Proposed by Tom Glanzman - based on BABAR experience
The current situation with GLAST AFS disk permissions might be improved by creating a new group, e.g., g-glast-admin, owned by owner-g-glast. This group should then be added to *every* GLAST-owned AFS directory and given all seven permissions, "rwlidka". Further, the owner of g-glast should probably be changed from owner-g-glast to g-glast-admin. With such a scheme, one achieves a reasonable level of administrative control:
1. owner-g-glast -- owns g-glast-admin, but has no direct directory permissions of its own. Its sole function in life is to administer to the needs of g-glast* groups. This group would have very few members (as it now does).
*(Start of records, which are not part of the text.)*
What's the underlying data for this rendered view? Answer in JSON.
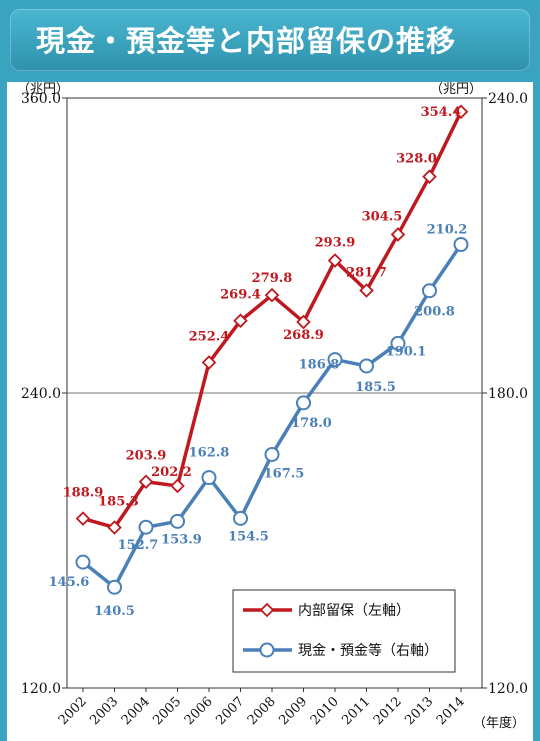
{
  "header": {
    "title": "現金・預金等と内部留保の推移"
  },
  "chart_data": {
    "type": "line",
    "x": [
      "2002",
      "2003",
      "2004",
      "2005",
      "2006",
      "2007",
      "2008",
      "2009",
      "2010",
      "2011",
      "2012",
      "2013",
      "2014"
    ],
    "x_unit": "（年度）",
    "y_left": {
      "unit": "（兆円）",
      "lim": [
        120.0,
        360.0
      ],
      "ticks": [
        "120.0",
        "240.0",
        "360.0"
      ]
    },
    "y_right": {
      "unit": "（兆円）",
      "lim": [
        120.0,
        240.0
      ],
      "ticks": [
        "120.0",
        "180.0",
        "240.0"
      ]
    },
    "series": [
      {
        "name": "内部留保（左軸）",
        "axis": "left",
        "color": "#c0181f",
        "marker": "diamond",
        "values": [
          188.9,
          185.3,
          203.9,
          202.2,
          252.4,
          269.4,
          279.8,
          268.9,
          293.9,
          281.7,
          304.5,
          328.0,
          354.4
        ],
        "labels": [
          "188.9",
          "185.3",
          "203.9",
          "202.2",
          "252.4",
          "269.4",
          "279.8",
          "268.9",
          "293.9",
          "281.7",
          "304.5",
          "328.0",
          "354.4"
        ]
      },
      {
        "name": "現金・預金等（右軸）",
        "axis": "right",
        "color": "#4a7fb8",
        "marker": "circle",
        "values": [
          145.6,
          140.5,
          152.7,
          153.9,
          162.8,
          154.5,
          167.5,
          178.0,
          186.8,
          185.5,
          190.1,
          200.8,
          210.2
        ],
        "labels": [
          "145.6",
          "140.5",
          "152.7",
          "153.9",
          "162.8",
          "154.5",
          "167.5",
          "178.0",
          "186.8",
          "185.5",
          "190.1",
          "200.8",
          "210.2"
        ]
      }
    ]
  }
}
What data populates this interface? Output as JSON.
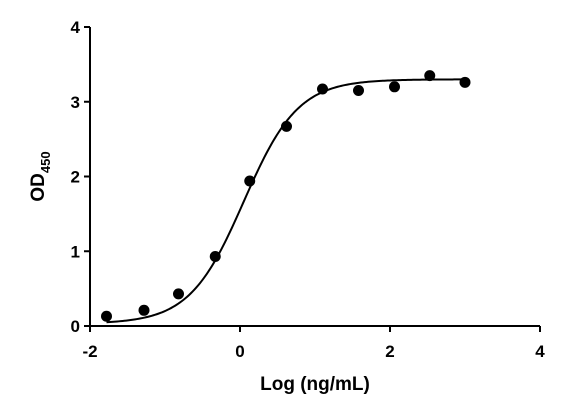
{
  "chart_data": {
    "type": "scatter",
    "title": "",
    "xlabel": "Log (ng/mL)",
    "ylabel_main": "OD",
    "ylabel_sub": "450",
    "xlim": [
      -2,
      4
    ],
    "ylim": [
      0,
      4
    ],
    "xticks": [
      "-2",
      "0",
      "2",
      "4"
    ],
    "yticks": [
      "0",
      "1",
      "2",
      "3",
      "4"
    ],
    "xtick_values": [
      -2,
      0,
      2,
      4
    ],
    "ytick_values": [
      0,
      1,
      2,
      3,
      4
    ],
    "grid": false,
    "series": [
      {
        "points": [
          {
            "x": -1.78,
            "y": 0.13
          },
          {
            "x": -1.28,
            "y": 0.21
          },
          {
            "x": -0.82,
            "y": 0.43
          },
          {
            "x": -0.33,
            "y": 0.93
          },
          {
            "x": 0.13,
            "y": 1.94
          },
          {
            "x": 0.62,
            "y": 2.67
          },
          {
            "x": 1.1,
            "y": 3.17
          },
          {
            "x": 1.58,
            "y": 3.15
          },
          {
            "x": 2.06,
            "y": 3.2
          },
          {
            "x": 2.53,
            "y": 3.35
          },
          {
            "x": 3.0,
            "y": 3.26
          }
        ],
        "fit": {
          "model": "4PL",
          "bottom": 0.03,
          "top": 3.3,
          "logEC50": 0.05,
          "hill": 1.2
        },
        "color": "#000000"
      }
    ]
  }
}
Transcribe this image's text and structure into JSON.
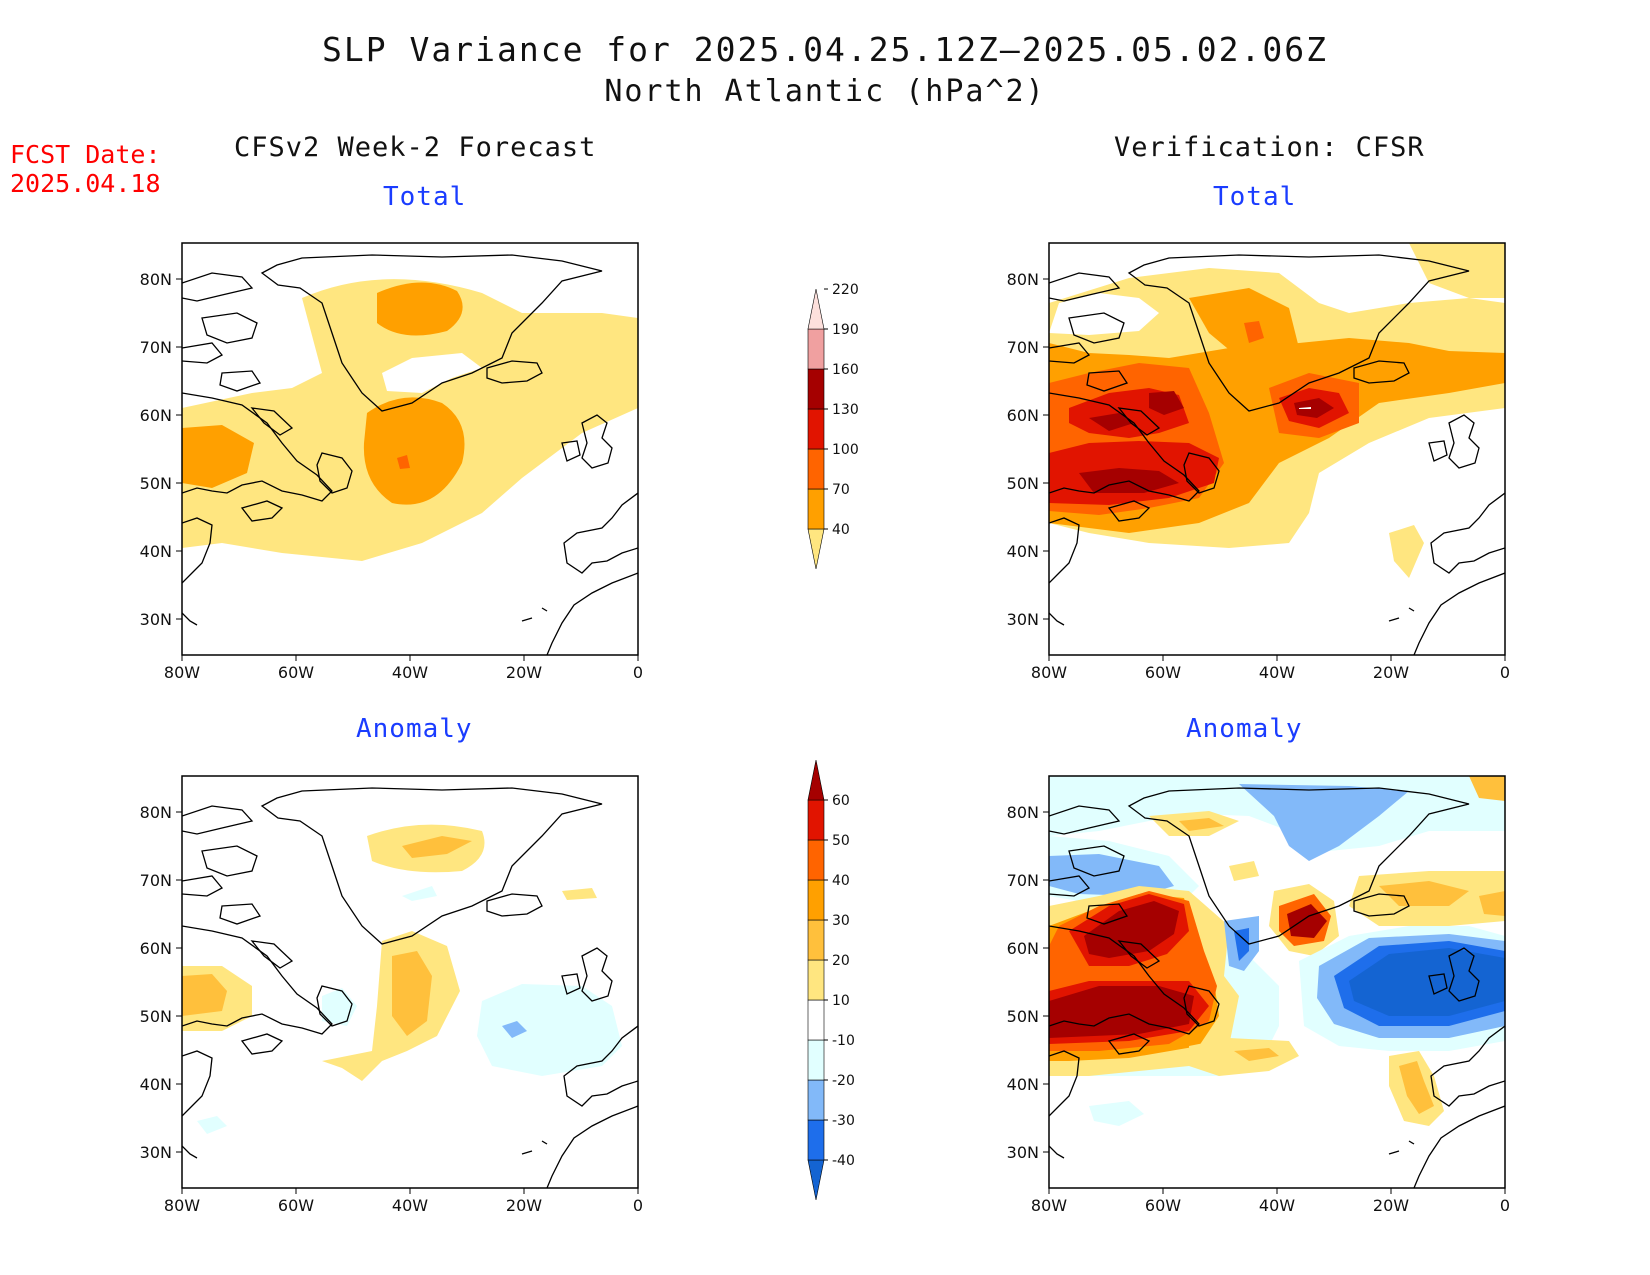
{
  "header": {
    "title_line1": "SLP Variance for 2025.04.25.12Z–2025.05.02.06Z",
    "title_line2": "North Atlantic (hPa^2)",
    "fcst_label": "FCST Date:",
    "fcst_date": "2025.04.18"
  },
  "columns": {
    "left_title": "CFSv2 Week-2 Forecast",
    "right_title": "Verification: CFSR"
  },
  "panels": {
    "top_left_title": "Total",
    "top_right_title": "Total",
    "bottom_left_title": "Anomaly",
    "bottom_right_title": "Anomaly"
  },
  "axes": {
    "lat_ticks": [
      "80N",
      "70N",
      "60N",
      "50N",
      "40N",
      "30N"
    ],
    "lon_ticks": [
      "80W",
      "60W",
      "40W",
      "20W",
      "0"
    ]
  },
  "colorbars": {
    "total": {
      "levels": [
        "40",
        "70",
        "100",
        "130",
        "160",
        "190",
        "220"
      ],
      "colors": [
        "#ffe680",
        "#ffa000",
        "#ff6400",
        "#e11400",
        "#a50000",
        "#f0a0a0",
        "#fde0dc"
      ]
    },
    "anomaly": {
      "levels": [
        "-40",
        "-30",
        "-20",
        "-10",
        "10",
        "20",
        "30",
        "40",
        "50",
        "60"
      ],
      "colors": [
        "#1464d2",
        "#1e6eeb",
        "#82b9f9",
        "#e1ffff",
        "#ffffff",
        "#ffe680",
        "#ffc03c",
        "#ffa000",
        "#ff6400",
        "#e11400",
        "#a50000"
      ]
    }
  },
  "map": {
    "projection": "lat-lon",
    "lon_range": [
      -80,
      0
    ],
    "lat_range": [
      25,
      85
    ]
  }
}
It is ultimately the "master key" to the whole scheme.
2. g-glast-admin -- has all privs on all GLAST volumes. This group might contains a smallish group of trusted people whom could take on such tasks as modifying directory/volume permissions, creating new mount points, etc.
3. g-glast -- remains as it is, the largest of the three groups (contains everyone?), giving r/w permission to many(most) GLAST AFS volumes, but not able to make structural changes to the AFS structure. This group would change its owner to g-glast-admin.
4. g-glast:* -- remain as special-purpose groups, however the owner of these groups would now be g-glast-admin (not g-glast nor owner-g-glast).
In this way, the this morning's situation would be avoided in the future. We devised a similar scheme for BABAR and it has been in heavy use for over 10 years now with minimal modification, or need to request special services from SCS. There may also be some desire to change -- or at least rethink -- the group access flags associated with the various groups.
One might also consider setting up "maintainer accounts" for membership in owner-g-glast and/or g-glast-admin. BABAR did this in order to reduce the likelihood of someone in such a group accidentally performing an operation with too much authority and clobbering something of value! I have such an account, "dragon-m", which I seldom use. By design.